4/28/17

Laura Kipnis's Controversial Book

I thought I'd write a few posts about Laura Kipnis's controversial book Unwanted Advances:  Sexual Paranoia Comes to Campus.  I listened to the audio version of the book, so can't go back and check passages.  This will have to be a bit impressionistic.

Half the book is about several Title IX investigations that happen to involve philosophers. The other half is a general response to the way sexual behavior is currently constrained on college campuses, due to Title IX and campus policies.  Today I'm going to write a bit about this second, general response.

Kipnis thinks Title IX intrudes too much on the messy business of sex and romance both between students and between students and faculty.  She has a lot to say about how student-faculty relationships can lead to student-faculty marriages, and about how students are not simply exploited by powerful professors, but can be attracted to them. In fact, they can find their power and status attractive. Why is that always so terribly bad?


I suppose she's right that it's not always so terribly bad--in fact, in some cases not bad at all. And as a polemicist, she's within her rights to focus on cases where everyone lives happily ever after, or at least nobody's permanently scarred.  But there are other sorts of cases.  The ones everyone tends to focus are ones in which students are seriously harmed.
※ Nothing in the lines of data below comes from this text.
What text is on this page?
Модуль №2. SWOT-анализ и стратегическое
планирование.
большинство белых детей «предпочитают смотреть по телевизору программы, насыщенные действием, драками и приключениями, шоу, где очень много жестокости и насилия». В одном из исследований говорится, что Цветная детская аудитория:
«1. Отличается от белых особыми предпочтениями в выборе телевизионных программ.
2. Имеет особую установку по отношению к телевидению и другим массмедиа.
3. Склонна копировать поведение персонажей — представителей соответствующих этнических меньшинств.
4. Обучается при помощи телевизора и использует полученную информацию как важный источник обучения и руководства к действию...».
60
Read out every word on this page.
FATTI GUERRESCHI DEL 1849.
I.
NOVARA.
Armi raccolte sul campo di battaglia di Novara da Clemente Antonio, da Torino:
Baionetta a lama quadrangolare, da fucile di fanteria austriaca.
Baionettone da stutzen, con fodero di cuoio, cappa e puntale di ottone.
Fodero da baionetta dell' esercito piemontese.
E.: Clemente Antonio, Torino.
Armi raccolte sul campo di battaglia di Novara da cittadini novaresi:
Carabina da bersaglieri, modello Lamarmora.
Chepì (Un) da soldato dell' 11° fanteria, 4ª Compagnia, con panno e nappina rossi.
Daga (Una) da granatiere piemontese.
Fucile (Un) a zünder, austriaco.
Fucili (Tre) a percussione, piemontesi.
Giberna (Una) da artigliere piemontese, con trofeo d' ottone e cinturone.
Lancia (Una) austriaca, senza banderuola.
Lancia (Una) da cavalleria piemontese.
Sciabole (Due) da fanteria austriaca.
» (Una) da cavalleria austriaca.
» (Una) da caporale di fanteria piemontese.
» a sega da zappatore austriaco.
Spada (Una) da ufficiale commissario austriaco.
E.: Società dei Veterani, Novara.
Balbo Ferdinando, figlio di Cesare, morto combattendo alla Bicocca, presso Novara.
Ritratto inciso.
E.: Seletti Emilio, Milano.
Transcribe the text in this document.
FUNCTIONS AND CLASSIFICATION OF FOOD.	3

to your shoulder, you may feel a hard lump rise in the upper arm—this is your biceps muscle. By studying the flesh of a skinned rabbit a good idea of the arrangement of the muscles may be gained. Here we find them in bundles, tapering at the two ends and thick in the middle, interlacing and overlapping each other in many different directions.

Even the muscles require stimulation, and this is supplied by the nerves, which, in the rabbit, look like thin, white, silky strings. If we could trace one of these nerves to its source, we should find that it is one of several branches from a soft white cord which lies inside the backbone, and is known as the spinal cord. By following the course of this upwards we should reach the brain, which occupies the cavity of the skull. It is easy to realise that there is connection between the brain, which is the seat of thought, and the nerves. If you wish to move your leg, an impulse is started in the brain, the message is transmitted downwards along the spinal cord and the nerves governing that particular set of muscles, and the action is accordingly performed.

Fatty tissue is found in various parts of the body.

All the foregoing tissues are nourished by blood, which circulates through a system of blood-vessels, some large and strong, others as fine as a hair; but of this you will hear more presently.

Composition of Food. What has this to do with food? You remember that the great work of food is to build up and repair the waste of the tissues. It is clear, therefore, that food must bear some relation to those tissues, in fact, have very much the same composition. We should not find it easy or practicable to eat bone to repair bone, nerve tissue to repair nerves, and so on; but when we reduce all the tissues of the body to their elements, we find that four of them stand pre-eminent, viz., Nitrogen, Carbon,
I have had students confide in me about cases like this and could testify vividly to the harm--if these matters weren't confidential.  But that's not what I actually want to talk about.  What doesn't get discussed much is another problem with faculty pursuing students, besides the harm that's done to certain students.  The problem involves the costs of avoidance.

At every stage of my schooling, I knew who the predatory professors were (and yes, that's how I saw them.) A married man twice or three times my age hitting on me?   Eww. I avoided these people like the plague. That means there were professors I deliberately never took classes with, never worked with as a teaching assistant, and never accepted potentially career-advancing opportunities from. The male students in my midst had no such problem--they took classes with these guys, assisted them, worked with them. That's unacceptable, and not consistent with equal opportunity.  There's a problem when female students have to skate around predatory male professors, so can't take advantage of all that a university has to offer.

I admit, I'm just one type of student--the avoider--and there are two others.  There are women who are attracted, willingly involved, and not harmed in any real way. And there are women who get coerced and harmed by womanizing faculty.  What bothers me about Kipnis is that of the three groups, she is only really focussed on the first--confident, fun-loving, risk-taking, adventurous women who can find graying high status professors powerful and hot (mirabile dictu, in the opinion of my 20 year old self!). She's right to say they exist, but wrong to focus so little on the second group, and not at all on the third.  But I know there are women in the second, and also know there are women in the third.

To ensure equal access to education, Title IX investigators do have to be concerned with sexual behavior, but do they do their very important work fairly?  Kipnis says no, and I find her very compelling on this topic.  I think she's uncovered some travesties in the Ludlow investigation, even though Ludlow is probably just the kind of professor I would have avoided like the plague, when I was a student.  Maybe I'll come back to that in a later post.